9. The method of claim 1, wherein the hour layout is divided into three columns and four rows to form sequential measurement intervals.

10. A system of visual analytics of multivariate data using a cell based calendar matrix having a visual folding mechanism, comprising:

a layout engine to form a time based layout that is divided into cells where the cells represent measurement intervals and a color of the cells represents a measurement value;

a folding engine to fold the time based layout into a cell based calendar matrix with other time based layouts that include other cells that represent corresponding measurement intervals in different calendar units of the cell based calendar matrix;

a display engine to display the cell based calendar matrix in a display such that the cells of the time based layout align by time with the other cells of the other time based layouts; and

a time line engine to link a selected calendar unit to a corresponding time on an interactive data set time line displayed with the cell based calendar matrix in the display.
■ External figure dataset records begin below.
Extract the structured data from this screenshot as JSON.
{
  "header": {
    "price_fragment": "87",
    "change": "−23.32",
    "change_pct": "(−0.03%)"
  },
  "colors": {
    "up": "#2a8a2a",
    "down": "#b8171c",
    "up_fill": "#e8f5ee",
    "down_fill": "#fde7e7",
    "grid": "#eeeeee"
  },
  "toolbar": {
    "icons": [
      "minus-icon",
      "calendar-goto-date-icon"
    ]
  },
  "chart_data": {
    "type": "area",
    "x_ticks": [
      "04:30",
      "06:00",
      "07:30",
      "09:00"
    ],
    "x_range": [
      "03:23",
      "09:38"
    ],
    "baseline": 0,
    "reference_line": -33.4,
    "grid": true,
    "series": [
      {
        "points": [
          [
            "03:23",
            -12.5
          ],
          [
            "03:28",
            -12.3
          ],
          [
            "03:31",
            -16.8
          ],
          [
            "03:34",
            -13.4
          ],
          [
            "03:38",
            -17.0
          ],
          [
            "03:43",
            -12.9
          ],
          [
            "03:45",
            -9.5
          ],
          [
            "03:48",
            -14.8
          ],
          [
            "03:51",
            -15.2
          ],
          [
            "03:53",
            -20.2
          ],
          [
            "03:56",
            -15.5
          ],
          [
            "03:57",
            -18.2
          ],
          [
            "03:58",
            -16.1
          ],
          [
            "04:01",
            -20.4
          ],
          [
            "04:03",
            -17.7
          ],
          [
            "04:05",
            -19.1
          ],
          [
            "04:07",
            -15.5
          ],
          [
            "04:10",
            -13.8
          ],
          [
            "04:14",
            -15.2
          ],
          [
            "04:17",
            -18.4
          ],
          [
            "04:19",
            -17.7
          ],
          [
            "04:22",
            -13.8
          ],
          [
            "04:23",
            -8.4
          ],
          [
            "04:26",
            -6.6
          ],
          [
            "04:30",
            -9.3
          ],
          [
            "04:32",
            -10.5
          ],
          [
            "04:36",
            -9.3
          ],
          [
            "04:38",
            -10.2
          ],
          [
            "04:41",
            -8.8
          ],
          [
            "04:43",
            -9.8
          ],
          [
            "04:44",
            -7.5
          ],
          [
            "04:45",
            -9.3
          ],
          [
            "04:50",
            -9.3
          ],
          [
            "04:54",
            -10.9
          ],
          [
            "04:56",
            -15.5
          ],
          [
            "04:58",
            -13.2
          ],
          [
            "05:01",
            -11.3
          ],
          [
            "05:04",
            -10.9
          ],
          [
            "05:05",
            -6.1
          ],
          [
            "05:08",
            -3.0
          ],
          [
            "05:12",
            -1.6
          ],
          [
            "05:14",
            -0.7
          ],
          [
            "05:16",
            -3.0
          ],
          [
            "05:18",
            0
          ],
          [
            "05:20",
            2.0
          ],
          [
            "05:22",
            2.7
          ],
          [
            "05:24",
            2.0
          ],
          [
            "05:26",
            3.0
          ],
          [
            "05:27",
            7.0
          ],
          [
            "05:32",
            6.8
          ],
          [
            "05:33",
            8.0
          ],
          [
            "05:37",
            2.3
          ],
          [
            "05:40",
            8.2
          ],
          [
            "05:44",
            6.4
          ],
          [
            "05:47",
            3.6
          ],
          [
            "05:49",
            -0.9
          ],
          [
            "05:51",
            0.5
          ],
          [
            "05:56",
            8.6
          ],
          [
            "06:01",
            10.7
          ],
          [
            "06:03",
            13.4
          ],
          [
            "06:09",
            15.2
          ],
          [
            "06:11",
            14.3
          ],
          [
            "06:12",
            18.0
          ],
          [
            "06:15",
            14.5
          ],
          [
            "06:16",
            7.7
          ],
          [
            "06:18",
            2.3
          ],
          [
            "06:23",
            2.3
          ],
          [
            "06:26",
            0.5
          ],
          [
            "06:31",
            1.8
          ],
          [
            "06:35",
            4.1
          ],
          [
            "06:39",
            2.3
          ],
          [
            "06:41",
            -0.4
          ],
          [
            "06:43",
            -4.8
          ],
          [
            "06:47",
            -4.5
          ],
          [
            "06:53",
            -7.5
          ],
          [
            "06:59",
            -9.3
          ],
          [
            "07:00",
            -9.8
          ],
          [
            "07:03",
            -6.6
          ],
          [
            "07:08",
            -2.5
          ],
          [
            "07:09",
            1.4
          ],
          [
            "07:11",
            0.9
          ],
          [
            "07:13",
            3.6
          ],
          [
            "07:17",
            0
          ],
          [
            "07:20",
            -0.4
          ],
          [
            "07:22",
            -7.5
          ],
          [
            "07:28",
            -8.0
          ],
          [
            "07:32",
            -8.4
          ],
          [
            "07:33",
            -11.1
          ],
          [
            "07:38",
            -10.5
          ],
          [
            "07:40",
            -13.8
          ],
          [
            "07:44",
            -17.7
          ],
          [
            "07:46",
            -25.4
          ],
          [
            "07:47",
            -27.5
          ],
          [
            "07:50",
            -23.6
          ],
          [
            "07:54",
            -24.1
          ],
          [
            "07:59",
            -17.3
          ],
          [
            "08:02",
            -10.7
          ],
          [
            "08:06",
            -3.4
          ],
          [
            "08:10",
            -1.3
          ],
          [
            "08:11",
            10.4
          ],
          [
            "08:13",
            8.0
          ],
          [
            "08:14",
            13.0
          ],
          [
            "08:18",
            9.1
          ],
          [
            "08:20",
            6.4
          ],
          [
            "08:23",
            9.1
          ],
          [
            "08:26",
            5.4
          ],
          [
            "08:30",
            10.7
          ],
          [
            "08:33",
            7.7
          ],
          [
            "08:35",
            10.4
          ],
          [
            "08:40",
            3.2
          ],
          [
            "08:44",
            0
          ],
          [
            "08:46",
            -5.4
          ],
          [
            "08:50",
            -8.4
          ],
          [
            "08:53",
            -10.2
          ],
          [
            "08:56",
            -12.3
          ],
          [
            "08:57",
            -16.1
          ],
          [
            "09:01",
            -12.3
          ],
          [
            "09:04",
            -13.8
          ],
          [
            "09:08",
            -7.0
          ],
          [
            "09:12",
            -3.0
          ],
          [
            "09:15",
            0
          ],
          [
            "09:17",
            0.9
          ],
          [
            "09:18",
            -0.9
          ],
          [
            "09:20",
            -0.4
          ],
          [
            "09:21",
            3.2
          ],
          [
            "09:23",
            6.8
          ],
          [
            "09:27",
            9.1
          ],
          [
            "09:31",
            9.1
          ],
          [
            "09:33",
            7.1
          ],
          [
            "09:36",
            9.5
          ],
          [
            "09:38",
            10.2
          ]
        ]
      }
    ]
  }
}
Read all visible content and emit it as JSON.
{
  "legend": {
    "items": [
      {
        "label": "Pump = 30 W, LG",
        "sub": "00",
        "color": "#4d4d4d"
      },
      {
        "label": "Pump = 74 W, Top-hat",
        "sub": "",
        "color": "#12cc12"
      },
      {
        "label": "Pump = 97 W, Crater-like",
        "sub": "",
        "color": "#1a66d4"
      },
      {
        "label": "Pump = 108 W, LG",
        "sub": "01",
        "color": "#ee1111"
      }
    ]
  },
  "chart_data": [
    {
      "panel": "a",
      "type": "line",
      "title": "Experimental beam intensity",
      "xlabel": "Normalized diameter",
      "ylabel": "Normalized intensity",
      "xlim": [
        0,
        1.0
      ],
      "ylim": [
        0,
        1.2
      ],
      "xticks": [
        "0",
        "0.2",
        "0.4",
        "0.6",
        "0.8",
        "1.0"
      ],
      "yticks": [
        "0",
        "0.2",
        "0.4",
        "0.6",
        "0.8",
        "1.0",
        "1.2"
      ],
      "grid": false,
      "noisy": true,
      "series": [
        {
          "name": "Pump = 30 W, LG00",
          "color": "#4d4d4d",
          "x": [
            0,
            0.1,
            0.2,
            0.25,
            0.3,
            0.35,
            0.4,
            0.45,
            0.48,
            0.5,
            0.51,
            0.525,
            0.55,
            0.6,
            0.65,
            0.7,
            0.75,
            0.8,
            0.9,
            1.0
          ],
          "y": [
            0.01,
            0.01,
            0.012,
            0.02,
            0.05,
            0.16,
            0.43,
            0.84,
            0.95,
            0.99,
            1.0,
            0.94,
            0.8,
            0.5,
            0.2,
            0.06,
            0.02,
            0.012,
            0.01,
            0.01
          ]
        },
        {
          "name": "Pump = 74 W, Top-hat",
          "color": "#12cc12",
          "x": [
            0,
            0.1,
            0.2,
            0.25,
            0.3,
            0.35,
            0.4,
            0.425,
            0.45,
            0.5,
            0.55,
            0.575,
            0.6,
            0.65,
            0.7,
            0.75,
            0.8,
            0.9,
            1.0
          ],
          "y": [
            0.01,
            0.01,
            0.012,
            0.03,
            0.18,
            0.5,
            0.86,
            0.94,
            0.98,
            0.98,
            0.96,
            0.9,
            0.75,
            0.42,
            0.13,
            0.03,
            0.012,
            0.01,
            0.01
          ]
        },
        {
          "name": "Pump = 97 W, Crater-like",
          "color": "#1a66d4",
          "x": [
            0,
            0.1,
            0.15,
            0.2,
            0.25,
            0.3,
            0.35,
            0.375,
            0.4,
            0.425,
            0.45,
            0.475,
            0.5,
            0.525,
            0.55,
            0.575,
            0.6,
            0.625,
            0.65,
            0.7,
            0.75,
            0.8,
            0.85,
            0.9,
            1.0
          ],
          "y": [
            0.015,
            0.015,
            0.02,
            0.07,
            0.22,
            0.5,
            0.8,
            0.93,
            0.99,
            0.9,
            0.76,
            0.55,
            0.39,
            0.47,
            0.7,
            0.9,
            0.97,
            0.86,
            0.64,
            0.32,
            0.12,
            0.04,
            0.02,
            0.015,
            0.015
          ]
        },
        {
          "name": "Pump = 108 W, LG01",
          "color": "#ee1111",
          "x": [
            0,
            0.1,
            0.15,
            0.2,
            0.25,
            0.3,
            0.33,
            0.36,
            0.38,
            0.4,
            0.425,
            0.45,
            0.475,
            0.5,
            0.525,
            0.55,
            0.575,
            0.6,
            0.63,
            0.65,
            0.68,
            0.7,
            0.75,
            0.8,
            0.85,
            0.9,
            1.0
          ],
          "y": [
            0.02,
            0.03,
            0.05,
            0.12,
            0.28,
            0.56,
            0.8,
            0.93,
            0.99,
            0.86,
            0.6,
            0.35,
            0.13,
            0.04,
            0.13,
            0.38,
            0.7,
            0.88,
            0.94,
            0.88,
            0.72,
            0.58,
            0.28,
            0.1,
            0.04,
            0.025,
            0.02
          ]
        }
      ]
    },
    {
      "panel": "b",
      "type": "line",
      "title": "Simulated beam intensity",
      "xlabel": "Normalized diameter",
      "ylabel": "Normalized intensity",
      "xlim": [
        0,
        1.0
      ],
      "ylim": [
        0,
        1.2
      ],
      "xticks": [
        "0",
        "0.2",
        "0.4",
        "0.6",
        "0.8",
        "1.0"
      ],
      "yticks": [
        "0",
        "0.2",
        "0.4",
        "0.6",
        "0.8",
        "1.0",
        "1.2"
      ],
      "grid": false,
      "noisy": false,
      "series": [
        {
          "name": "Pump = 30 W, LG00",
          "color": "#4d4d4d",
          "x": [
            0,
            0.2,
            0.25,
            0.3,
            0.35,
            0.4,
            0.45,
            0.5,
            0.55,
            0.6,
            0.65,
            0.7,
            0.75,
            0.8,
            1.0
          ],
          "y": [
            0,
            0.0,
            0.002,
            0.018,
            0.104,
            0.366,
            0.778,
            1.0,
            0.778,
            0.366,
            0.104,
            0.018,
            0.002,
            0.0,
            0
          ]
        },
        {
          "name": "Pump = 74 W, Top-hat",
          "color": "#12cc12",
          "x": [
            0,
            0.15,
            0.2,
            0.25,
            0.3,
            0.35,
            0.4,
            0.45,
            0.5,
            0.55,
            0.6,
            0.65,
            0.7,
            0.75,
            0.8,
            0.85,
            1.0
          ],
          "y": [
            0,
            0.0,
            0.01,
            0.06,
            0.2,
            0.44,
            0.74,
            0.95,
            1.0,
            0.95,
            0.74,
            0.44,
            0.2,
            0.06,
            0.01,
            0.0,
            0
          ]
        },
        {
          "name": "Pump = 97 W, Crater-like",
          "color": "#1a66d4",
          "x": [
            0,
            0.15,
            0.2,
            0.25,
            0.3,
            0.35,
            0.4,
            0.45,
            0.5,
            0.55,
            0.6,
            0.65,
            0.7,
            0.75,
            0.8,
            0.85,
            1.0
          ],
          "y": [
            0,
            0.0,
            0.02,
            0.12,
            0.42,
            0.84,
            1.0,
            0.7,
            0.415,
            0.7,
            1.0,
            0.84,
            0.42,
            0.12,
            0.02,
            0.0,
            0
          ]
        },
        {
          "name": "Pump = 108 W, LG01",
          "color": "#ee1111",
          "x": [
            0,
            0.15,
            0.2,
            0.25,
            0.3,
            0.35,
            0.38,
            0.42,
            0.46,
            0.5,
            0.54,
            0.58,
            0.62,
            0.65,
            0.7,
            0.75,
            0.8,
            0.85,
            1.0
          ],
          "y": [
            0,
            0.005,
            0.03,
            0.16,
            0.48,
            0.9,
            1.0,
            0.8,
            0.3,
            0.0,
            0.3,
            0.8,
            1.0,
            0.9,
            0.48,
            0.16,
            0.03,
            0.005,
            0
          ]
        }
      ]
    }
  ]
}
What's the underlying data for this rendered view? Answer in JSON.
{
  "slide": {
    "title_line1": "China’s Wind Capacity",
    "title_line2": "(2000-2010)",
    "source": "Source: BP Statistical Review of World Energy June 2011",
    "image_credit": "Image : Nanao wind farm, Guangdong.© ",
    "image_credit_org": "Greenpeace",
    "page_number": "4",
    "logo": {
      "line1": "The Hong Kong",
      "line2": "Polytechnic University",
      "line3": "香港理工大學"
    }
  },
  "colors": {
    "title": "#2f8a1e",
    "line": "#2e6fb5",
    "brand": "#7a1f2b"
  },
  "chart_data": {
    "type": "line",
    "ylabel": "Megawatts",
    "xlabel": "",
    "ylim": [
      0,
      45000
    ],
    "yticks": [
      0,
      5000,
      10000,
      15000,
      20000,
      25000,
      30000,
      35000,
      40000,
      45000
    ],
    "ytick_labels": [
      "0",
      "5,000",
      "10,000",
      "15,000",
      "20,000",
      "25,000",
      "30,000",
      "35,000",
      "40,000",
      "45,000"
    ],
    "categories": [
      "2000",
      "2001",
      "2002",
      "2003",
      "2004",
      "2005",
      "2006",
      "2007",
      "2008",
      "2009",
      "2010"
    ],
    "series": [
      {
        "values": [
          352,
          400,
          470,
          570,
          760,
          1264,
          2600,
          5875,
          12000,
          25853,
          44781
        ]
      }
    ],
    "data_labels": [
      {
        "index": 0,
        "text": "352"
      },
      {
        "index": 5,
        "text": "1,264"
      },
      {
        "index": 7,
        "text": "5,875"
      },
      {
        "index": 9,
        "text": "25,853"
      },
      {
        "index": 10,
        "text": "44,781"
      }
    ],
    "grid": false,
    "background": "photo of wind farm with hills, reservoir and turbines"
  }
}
11. The system of claim 10, further comprising a switching engine to switch between different calendar views of the calendar matrix.

12. The system of claim 11, wherein the calendar views include an hour view, a day view, a week view, a month view, a year view, or combinations thereof.

13. The system of claim 10, wherein the cell based calendar matrix comprises different calendar units which include hour units, day units, week units, month units, year units, or combinations thereof.

14. The system of claim 10, further comprising a selecting engine to select a calendar unit of the different calendar units in the cell based calendar matrix based on user interaction with the interactive data set time line.

15. A computer program product of visual analytics of multivariate data using a cell based calendar matrix having a visual folding mechanism, comprising:

a non-transitory computer readable storage medium, the non-transitory computer readable storage medium comprising computer readable program code embodied therewith, the computer readable program code comprising program instructions that, when executed, causes a processor to:

form a time based layout that is divided into cells where the cells represent measurement intervals and a color of the cells represents a measurement value;

fold the time based layout into a cell based calendar matrix with other time based layouts that include other cells that represent corresponding measurement intervals in different calendar units of the calendar matrix;

display the cell based calendar matrix in a display such that the cells of the time based layout align by time with the other cells of the other time based layouts;

link a selected calendar unit to a corresponding time on an interactive data set time line displayed with the cell based calendar matrix in the display; and

select the calendar unit based on user interaction with the interactive data set time line.